OPEC sees more oil supply outside the group, countering its cuts
- Author: David Armstrong May 13, 2017,
May 13, 2017, 0:54
The world's biggest crude exporter is conceding ground to enact a steep oil production cut in order to prop up the low global price of oil, causing the Kingdom to rapidly lose market share and influence over other OPEC members.
USA oil production rose to more than 9.3 million bpd last week, highest since August 2015.
On Thursday, oil prices rallied as a larger-than-expected weekly draw in US crude inventories C-STK-T-EIA of 5.3 million barrels suggested that output cuts by the Organization of Petroleum Producing Countries (OPEC) and other producers were helping reduce a global glut in crude, analysts said.
He added that the market had continued to confound expectations since the Organization of the Petroleum Exporting Countries and other producers agreed past year to cut output, as OPEC was no longer a lone heavyweight.
The report said that balancing the market would "require the collective efforts of all oil producers" and should be done "not only for the benefit of the individual countries but also for the general prosperity of the world economy". The OPEC cuts have shown that unconventional oil production in the USA will keep coming back like a movie monster.
"U.S. tight crude output is expected to rise rapidly and increase by 600,000 bpd in 2017", OPEC said, using another term for shale.
"Prices have come up quite a bit this week, and it looks like the market just ran out of steam", Kyle Cooper, director of research with IAF Advisors in Houston, said by telephone. Saudi Arabia, the de-facto Opec leader, has said it expected cuts to be extended.

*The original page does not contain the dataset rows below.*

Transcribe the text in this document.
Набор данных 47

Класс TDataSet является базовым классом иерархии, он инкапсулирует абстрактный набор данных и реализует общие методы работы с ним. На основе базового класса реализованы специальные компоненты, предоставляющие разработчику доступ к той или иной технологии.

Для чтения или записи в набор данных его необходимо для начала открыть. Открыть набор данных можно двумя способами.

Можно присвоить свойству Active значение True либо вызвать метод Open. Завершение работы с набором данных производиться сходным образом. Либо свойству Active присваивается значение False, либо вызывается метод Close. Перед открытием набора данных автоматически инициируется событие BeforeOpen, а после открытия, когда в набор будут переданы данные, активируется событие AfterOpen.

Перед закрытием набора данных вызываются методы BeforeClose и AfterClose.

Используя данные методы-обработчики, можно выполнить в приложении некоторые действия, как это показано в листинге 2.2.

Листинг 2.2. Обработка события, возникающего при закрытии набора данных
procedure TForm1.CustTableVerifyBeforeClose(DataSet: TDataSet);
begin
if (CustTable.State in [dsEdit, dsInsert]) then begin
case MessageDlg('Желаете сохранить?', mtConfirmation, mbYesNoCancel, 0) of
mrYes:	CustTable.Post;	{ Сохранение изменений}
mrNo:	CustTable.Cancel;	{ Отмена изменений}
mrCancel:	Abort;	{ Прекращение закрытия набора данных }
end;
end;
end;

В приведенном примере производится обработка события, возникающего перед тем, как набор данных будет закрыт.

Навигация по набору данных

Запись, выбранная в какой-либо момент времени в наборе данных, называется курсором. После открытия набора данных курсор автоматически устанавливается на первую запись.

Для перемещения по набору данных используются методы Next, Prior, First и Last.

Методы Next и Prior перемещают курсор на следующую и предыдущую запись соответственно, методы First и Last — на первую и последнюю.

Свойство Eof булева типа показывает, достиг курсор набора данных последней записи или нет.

"Egypt will participate as an invitee but is not cutting production". Now, OPEC is revising upwards its estimates of how quickly supplies will grow outside of its membership this year by a whopping 64 percent.
USA light crude oil ended the day up 50 cents, or 1.6 per cent, at $US47.83. A lack of infrastructure limits its exports, according to the U.S. Energy Information Administration.
Citi analysts argue that the overarching expectation in recent years that prices would soon top US$60 per barrel may have given producers a false sense of security.
Scott Bauer, senior market strategist at Trading Advantage, and Bloomberg's Mark Barton examine oil prices.
"Crude oil production declined in the UAE, Libya, Iraq and Iran, but increased in Angola and Saudi Arabia", OPEC said in the report.
The increase, OPEC said, represents the biggest increase among countries within the oil producers' group.
US shale producers used the price spike that OPEC triggered earlier this year to lock-in revenues for 2017, 2018 and, in some cases, even 2019.